Ao chegar em casa e ver toda aquela destruição, Goku ainda tem tempo de protagonizar a já gasta cena do último suspiro, em que seu avô diz antes de morrer o que aconteceu por ali e soltar aquela frase profética ("Sempre tenha fé em quem você é") sobre o que vai acontecer com o futuro do garoto. É nesse momento que ele conhece Bulma (Emmy Rossum), que também está atrás das esferas. Tão inteligente quanto linda, ela inventou uma máquina que consegue captar a energia emitida pelas tais globos estrelados. Antes de começar a jornada atrás das sete esferas, eles têm de passar na casa do Mestre Kame (Chow Yun-Fat), que vai ajudar Goku a desenvolver seus poderes.

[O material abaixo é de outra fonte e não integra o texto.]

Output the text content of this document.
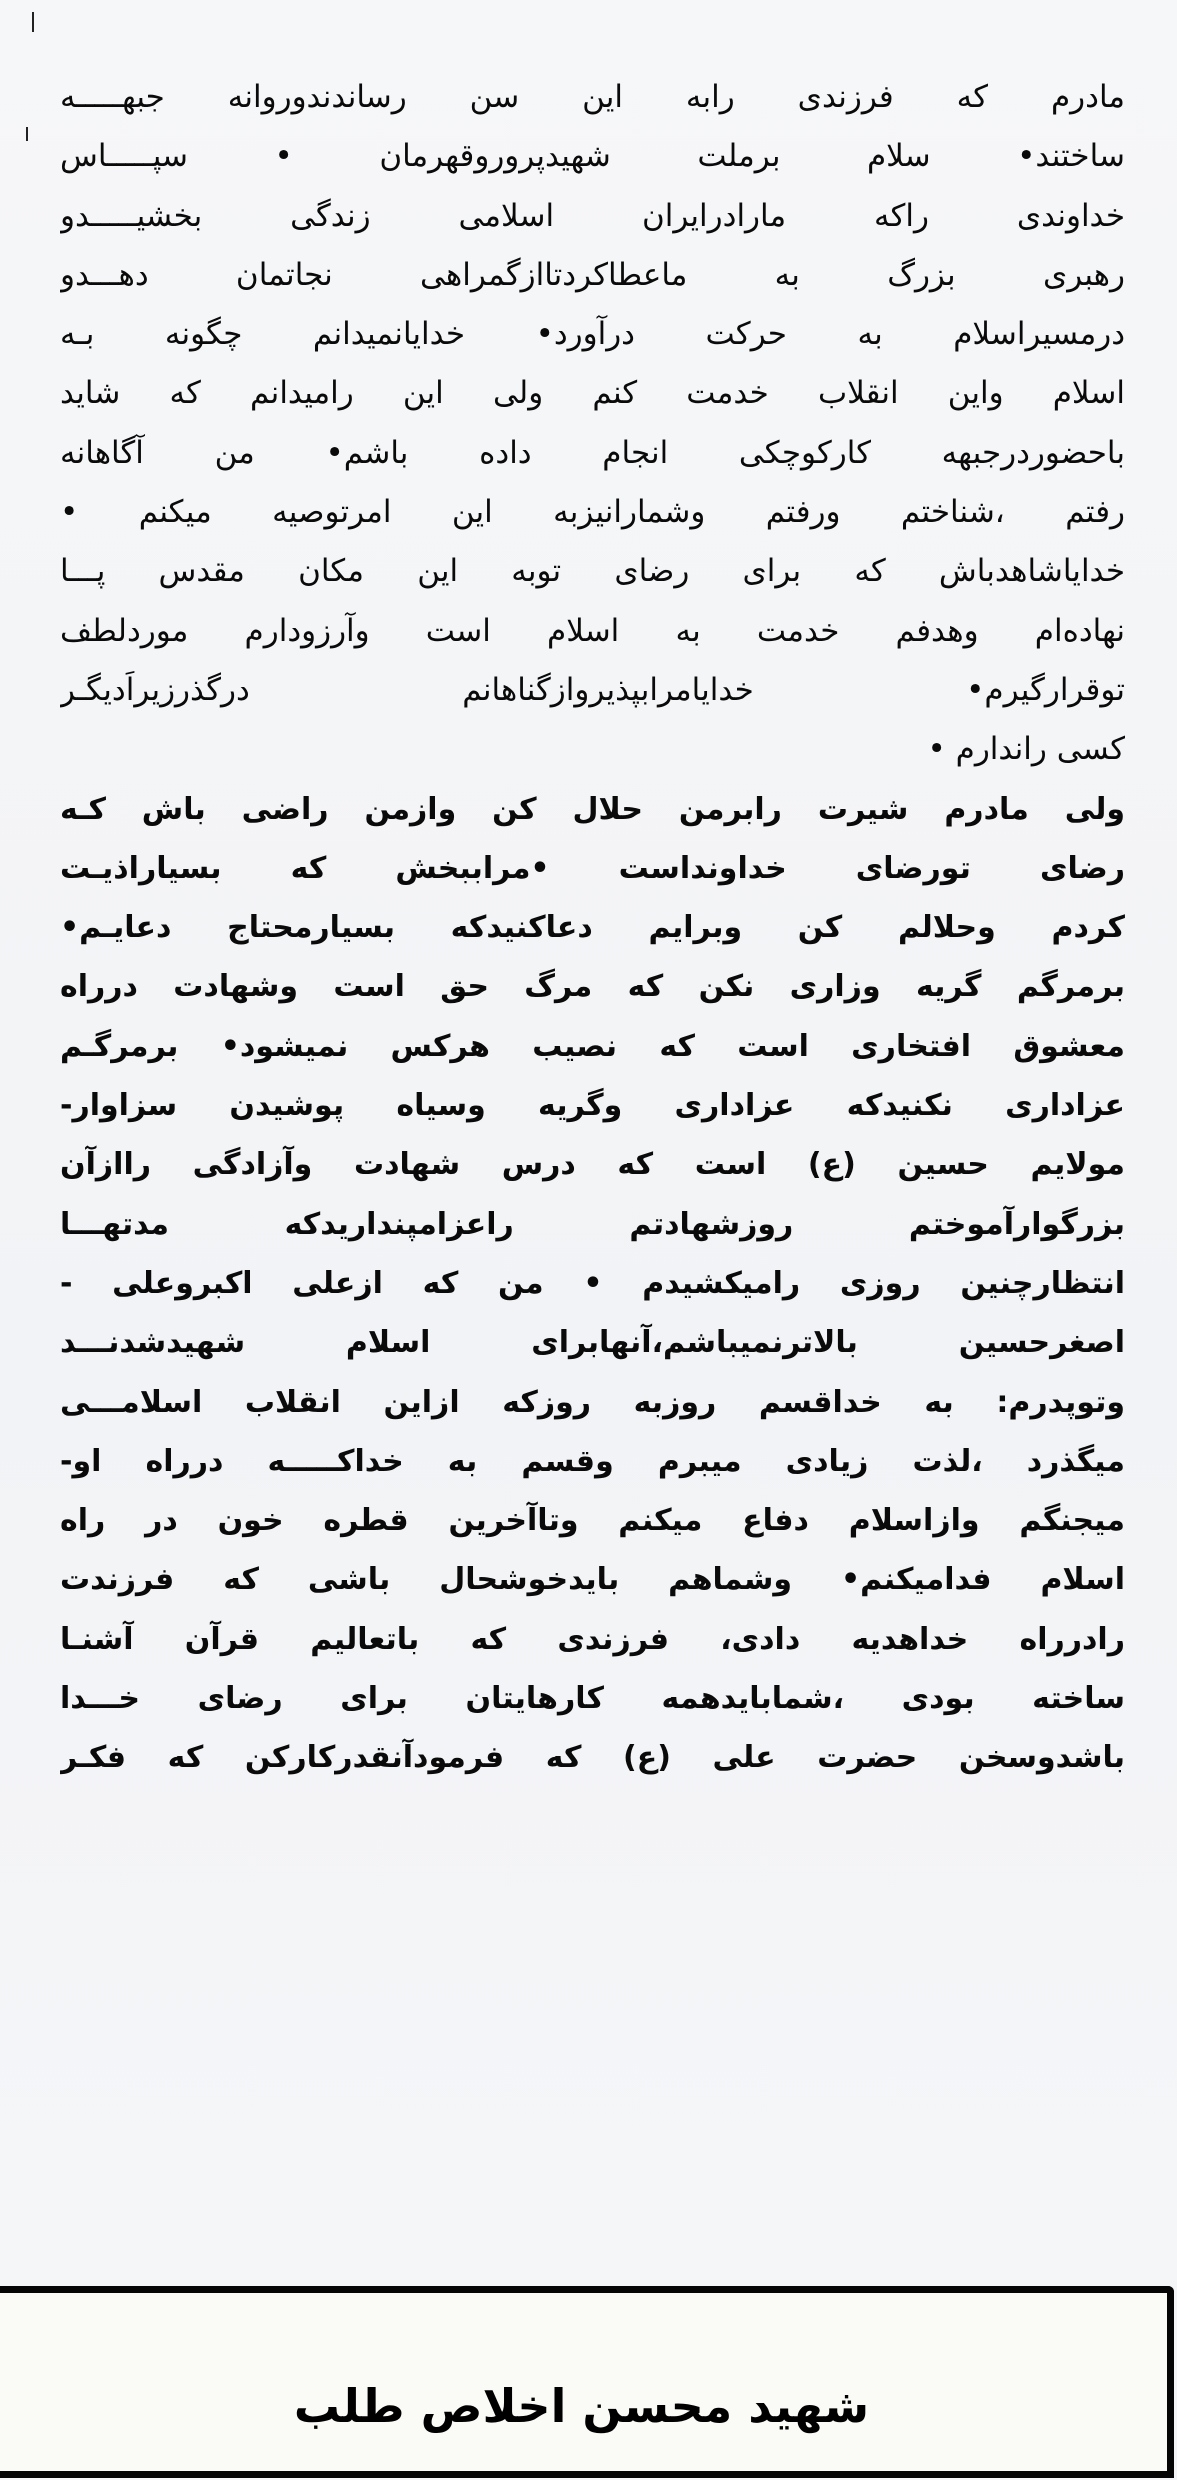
مادرم که فرزندی رابه این سن رساندندوروانه جبهـــــه
ساختند• سلام برملت شهیدپروروقهرمان • سپـــــاس
خداوندی راکه مارادرایران اسلامی زندگی بخشیـــــدو
رهبری بزرگ به ماعطاکردتاازگمراهی نجاتمان دهـــدو
درمسیراسلام به حرکت درآورد• خدایانمیدانم چگونه بـه
اسلام واین انقلاب خدمت کنم ولی این رامیدانم که شاید
باحضوردرجبهه کارکوچکی انجام داده باشم• من آگاهانه
رفتم ،شناختم ورفتم وشمارانیزبه این امرتوصیه میکنم •
خدایاشاهدباش که برای رضای توبه این مکان مقدس پـــا
نهاده‌ام وهدفم خدمت به اسلام است وآرزودارم موردلطف
توقرارگیرم• خدایامرابپذیروازگناهانم درگذرزیراَدیگـر
کسی راندارم •
ولی مادرم شیرت رابرمن حلال کن وازمن راضی باش کـه
رضای تورضای خداونداست •مراببخش که بسیاراذیـت
کردم وحلالم کن وبرایم دعاکنیدکه بسیارمحتاج دعایـم•
برمرگم گریه وزاری نکن که مرگ حق است وشهادت درراه
معشوق افتخاری است که نصیب هرکس نمیشود• برمرگـم
عزاداری نکنیدکه عزاداری وگریه وسیاه پوشیدن سزاوار-
مولایم حسین (ع) است که درس شهادت وآزادگی راازآن
بزرگوارآموختم روزشهادتم راعزامپنداریدکه مدتهـــا
انتظارچنین روزی رامیکشیدم • من که ازعلی اکبروعلی -
اصغرحسین بالاترنمیباشم،آنهابرای اسلام شهیدشدنـــد
وتوپدرم: به خداقسم روزبه روزکه ازاین انقلاب اسلامـــی
میگذرد ،لذت زیادی میبرم وقسم به خداکـــــه درراه او-
میجنگم وازاسلام دفاع میکنم وتاآخرین قطره خون در راه
اسلام فدامیکنم• وشماهم بایدخوشحال باشی که فرزندت
رادرراه خداهدیه دادی، فرزندی که باتعالیم قرآن آشنـا
ساخته بودی ،شمابایدهمه کارهایتان برای رضای خـــدا
باشدوسخن حضرت علی (ع) که فرمودآنقدرکارکن که فکـر
شهید محسن اخلاص طلب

Como você pode ver, é uma sinopse até empolgante, apesar de bem genérica e que, com pequenas mudanças, poderia se encaixar em vários outros filmes. Mas se você quer saber como as pessoas por trás do projeto encaram o longa, veja a sinopse oficial, presente na novelização do roteiro: "Goku pensava ser um estudante normal de colegial, até que descobriu possuir dons de artes marciais com todos os tipos de poderes malucos. Agora ele e seu novo grupo de jovens guerreiros estão numa jornada para achar as esferas antes que ela caiam em mãos erradas. Mas elas talvez já estejam! Goku deve combater o malvado e lunático Piccolo com todo seu poder para salvar o planeta Terra." Sim: Goku e seus amigos metidos em muuuuitas confusões!

E para combinar com essa sinopse "Sessão da Tarde", os efeitos especiais também têm cara de baratos, daqueles que se vê em séries de TV sem orçamento - algo que faz diferença na tela grande. As atuações acompanham o nível técnico. Justin Chatwin tem cara de perdido. Jamie Chung e Bulma são as empolgadas. James Marsters e Joon Park (Yamcha) são os careteiros, Eriko Mai a muda e Chow Yun-Fat até tenta enganar, mas está ali só para pegar o cheque.

Condense esses problemas em apenas 89 minutos e você tem em mãos um filme frenético, que não dá espaço para o desenvolvimento correto dos personagens, nem da história. Pode ser um sucesso de bilheteria? Pode. Afinal, são milhões de fãs espalhados ao redor do mundo, que já consumiram mais de 150 milhões de exemplares dos mangás. Porém, o filme não foi feito para eles (nós), mas sim para crianças que não conhecem nada da mitologia da série.

Por tudo isso, só há três formas positivas de encarar Dragonball Evolution: 1. Não sendo fã ou fingindo que não conhece a série criada por Akira Toriyama; 2. Como um veículo que vai mostrar para as crianças (o público-alvo principal do filme) que existe a série e assim vão poder se divertir lendo os mangás ou vendo os animês; 3. Esperando o reinício da franquia, algo que está tão na moda quanto as adaptações de quadrinhos.

P.S. A maioria das cópias espalhadas pelos cinemas brasileiros tem a versão dublada para o português. E nesse ponto você, fã, pode ficar tranquilo, pois a dublagem foi feita pela mesma equipe que fazia o desenho animado por aqui. Enfim algo com que você pode se identificar.